Managing Risk

False Claims Act Settlement – Another Lesson for Physicians

January 18, 2016

Please! The next time a hospital tells you that they’ve checked the deal with their lawyers and that it’s okay, don’t take their word for it. They won’t pay your fine and they won’t do your time.

Yes, it’s another week, another settlement by a hospital with the federal government over False Claims Act violations.

Underlying the $3.2-plus million settlement by Tri-City Medical Center of Oceanside, California, which admitted no wrongdoing, were allegations of Stark Law violations.

The Stark Law makes it illegal for a hospital to bill Medicare for certain services referred by physicians with whom the hospital has a financial relationship unless the arrangement falls within one of the law’s specific exceptions. Among other requirements, the exceptions require that financial arrangements not take into account the volume or value of referrals, that they not exceed fair market value, that they they are commercially reasonable, and that they are set out in writing.

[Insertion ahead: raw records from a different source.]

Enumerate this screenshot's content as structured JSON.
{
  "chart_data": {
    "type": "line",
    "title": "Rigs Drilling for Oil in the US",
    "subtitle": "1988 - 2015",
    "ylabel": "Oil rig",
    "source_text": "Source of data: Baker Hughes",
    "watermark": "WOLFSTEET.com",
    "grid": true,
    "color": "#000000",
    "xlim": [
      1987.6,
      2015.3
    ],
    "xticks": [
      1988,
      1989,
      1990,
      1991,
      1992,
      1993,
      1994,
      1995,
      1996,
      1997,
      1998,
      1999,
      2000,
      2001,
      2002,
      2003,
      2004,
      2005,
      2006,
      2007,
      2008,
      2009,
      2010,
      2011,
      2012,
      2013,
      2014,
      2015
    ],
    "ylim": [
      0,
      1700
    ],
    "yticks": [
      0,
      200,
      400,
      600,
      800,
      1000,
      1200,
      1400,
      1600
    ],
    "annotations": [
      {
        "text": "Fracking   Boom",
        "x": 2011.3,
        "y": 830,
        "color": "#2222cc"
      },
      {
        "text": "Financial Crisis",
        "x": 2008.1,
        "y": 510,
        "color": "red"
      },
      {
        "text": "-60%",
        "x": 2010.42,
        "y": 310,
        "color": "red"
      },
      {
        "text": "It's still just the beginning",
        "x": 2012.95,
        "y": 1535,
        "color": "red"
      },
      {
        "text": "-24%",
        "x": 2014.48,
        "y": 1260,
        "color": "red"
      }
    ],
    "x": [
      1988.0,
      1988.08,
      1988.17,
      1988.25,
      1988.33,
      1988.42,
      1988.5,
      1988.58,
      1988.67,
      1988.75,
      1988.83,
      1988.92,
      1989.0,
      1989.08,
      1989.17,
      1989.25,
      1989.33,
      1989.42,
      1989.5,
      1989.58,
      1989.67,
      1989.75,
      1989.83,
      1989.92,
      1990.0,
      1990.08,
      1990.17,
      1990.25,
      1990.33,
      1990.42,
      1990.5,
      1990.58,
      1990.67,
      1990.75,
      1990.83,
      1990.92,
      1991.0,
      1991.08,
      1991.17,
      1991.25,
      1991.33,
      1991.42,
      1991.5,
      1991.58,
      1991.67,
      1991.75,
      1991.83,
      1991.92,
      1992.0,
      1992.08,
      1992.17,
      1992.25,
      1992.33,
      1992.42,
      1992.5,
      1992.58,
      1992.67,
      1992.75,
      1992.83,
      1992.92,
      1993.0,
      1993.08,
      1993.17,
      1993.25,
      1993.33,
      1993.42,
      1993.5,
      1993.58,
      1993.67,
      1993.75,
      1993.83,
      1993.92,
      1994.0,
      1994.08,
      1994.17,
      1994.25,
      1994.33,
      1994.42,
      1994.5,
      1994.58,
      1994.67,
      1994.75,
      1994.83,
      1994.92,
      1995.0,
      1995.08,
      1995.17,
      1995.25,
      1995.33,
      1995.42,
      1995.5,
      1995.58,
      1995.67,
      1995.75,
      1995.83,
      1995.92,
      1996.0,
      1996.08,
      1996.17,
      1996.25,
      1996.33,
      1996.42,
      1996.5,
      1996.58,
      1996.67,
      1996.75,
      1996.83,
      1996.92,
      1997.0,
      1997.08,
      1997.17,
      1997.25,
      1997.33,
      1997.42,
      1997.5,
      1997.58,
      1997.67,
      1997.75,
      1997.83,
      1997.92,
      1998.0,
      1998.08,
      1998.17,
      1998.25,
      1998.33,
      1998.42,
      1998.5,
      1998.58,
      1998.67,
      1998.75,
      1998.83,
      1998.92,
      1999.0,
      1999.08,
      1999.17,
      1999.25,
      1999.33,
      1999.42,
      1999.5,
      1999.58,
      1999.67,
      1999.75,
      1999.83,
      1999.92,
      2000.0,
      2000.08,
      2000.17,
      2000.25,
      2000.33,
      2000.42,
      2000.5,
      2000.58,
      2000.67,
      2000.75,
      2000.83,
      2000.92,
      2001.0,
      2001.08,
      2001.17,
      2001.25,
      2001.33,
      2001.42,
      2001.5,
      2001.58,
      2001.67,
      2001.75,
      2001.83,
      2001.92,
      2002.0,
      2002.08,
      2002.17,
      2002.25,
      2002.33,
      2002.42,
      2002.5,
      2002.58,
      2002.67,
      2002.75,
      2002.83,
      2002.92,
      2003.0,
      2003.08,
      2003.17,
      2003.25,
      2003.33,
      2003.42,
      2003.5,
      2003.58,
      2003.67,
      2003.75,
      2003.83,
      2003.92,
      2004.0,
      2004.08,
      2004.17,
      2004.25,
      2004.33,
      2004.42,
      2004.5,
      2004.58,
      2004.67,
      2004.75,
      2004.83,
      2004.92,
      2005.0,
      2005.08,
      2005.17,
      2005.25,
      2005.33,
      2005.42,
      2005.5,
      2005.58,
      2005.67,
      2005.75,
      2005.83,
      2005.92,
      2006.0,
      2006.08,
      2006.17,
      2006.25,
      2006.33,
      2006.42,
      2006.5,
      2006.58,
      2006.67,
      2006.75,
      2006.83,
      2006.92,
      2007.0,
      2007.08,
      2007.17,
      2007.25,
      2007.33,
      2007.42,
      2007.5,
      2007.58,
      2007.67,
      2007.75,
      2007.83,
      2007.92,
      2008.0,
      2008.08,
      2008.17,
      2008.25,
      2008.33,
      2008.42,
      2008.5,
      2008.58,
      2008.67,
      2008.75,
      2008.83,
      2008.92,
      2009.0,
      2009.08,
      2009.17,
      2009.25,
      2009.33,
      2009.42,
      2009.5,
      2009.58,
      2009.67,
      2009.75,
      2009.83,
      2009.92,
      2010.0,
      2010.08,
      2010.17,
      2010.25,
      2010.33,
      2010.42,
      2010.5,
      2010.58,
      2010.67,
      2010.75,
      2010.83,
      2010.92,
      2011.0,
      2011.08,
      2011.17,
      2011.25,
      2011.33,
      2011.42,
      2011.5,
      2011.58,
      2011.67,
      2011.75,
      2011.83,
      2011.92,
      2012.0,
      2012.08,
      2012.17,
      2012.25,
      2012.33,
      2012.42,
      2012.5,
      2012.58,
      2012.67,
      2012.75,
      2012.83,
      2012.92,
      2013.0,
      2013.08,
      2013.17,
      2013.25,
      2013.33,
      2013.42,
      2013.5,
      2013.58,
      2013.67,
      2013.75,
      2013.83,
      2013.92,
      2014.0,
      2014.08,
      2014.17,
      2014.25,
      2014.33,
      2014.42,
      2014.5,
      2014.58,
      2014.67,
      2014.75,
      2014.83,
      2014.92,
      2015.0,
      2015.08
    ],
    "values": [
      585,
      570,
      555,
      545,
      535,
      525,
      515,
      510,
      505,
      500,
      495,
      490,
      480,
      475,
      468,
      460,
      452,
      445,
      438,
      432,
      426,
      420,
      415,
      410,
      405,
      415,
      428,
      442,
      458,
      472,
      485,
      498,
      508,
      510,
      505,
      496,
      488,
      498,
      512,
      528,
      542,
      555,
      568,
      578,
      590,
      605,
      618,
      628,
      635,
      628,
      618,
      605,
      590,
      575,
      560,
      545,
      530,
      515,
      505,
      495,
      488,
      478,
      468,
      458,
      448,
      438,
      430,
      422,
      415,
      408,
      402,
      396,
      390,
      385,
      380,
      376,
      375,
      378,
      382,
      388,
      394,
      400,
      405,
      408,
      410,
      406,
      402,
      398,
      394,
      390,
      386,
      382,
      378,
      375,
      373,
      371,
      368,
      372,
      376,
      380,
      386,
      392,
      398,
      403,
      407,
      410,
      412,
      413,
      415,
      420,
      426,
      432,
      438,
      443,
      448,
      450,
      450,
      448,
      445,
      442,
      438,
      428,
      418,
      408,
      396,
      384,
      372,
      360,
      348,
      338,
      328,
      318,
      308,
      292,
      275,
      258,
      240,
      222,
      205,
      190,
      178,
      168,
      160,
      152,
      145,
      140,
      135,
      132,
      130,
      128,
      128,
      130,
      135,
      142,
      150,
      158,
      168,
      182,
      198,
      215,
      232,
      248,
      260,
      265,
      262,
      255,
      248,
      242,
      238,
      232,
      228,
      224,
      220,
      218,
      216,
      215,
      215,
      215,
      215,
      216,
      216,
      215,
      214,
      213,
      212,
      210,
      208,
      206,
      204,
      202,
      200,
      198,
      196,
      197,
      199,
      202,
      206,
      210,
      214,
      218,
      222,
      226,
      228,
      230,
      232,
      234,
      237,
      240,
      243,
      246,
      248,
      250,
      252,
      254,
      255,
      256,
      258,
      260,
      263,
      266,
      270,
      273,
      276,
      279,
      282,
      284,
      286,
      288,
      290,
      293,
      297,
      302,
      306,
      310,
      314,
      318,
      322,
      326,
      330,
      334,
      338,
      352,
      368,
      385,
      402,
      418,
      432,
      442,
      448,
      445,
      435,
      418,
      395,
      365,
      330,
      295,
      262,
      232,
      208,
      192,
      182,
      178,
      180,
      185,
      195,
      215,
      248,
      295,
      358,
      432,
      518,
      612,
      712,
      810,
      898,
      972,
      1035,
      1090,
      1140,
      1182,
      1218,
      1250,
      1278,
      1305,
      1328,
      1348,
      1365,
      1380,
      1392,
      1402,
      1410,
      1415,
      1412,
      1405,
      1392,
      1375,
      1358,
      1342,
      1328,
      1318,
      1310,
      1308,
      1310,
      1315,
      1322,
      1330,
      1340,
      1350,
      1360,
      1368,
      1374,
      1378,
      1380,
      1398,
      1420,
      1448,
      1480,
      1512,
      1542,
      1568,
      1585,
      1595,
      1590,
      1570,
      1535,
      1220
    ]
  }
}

The government alleged that Tri-City committed 97 Stark Law violations. Those included five financial arrangements which appeared not to be commercially reasonable or for fair market value with the physician who was once the chief of its medical staff, and 92 with other physicians and groups which did not satisfy an exception to the Stark Law, including those with expired written agreements, agreements missing signatures, or lost agreements.

The flip side of every allegation that a hospital billed for a physician financial arrangement that violates Stark is an allegation against the physician for his or her liability under the statute which include significant fines and exclusion from participation in Federal health care programs.

The take-aways for physicians:

1. Don’t rely on a hospital’s assurance that a financial arrangement satisfies Stark (or any other fraud and abuse law).

2. Get qualified, independent counsel to advise you.

3. Make certain that the underlying agreements are in writing and fully signed.

4. Keep a copy of the agreement in a safe place as if it were a promissory note payable to you for the value of the ability to treat Medicare, Medicaid and other federal health care program patients for the rest of your career – because it is.